Gegen diese Ansätze ist ein Verständnis zu favorisieren, das die Weisungen Jesu in den Zusammenhang der Rede vom Anbruch der Gottesherrschaft stellt. Jesu Ethik ist eschatologische Ethik; sie ist motiviert vom sich durchsetzenden Reich Gottes her, sie erhält von diesem Horizont auch ihre wesentliche inhaltliche Bestimmung.

Die Forderungen Jesu stehen also unter dem Vorzeichen der zuvorkommenden Liebe Gottes, der jetzt das Heil aller, auch der Sünder, will. Das Verhalten des Menschen soll der Güte Gottes entsprechen.

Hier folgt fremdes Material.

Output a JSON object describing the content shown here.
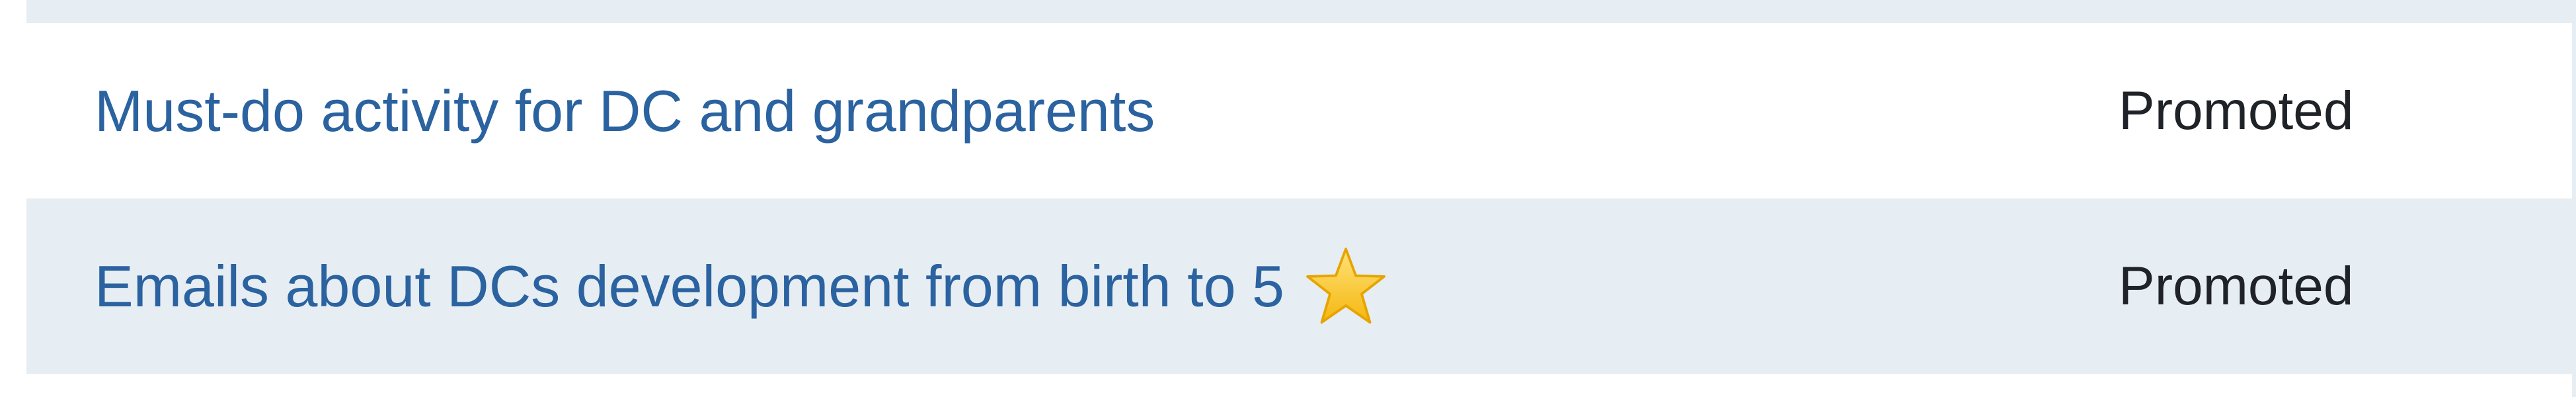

Was das Gleichnis vom unbarmherzigen Knecht (Mt 18,23-34) im Zusammenhang der Vergebung aussagt, wird in der ethischen Weisung Jesu konkretisiert: Die Annahme durch Gott muss ein bestimmtes Verhalten zur Folge haben. Dass Gott seine Herrschaft aufrichtet, verändert die Gegenwart so sehr, dass »alte« Mechanismen des Handelns überwunden werden müssen.

Die Anwendbarkeit der Echtheitskriterien wird im Folgenden nicht für jede Einzelüberlieferung untersucht. Die Darstellung erweist, dass sich die diskutierten Traditionen in die Verkündigung der Gottesherrschaft einordnen lassen. So kann das Kriterium der Kohärenz angewendet werden.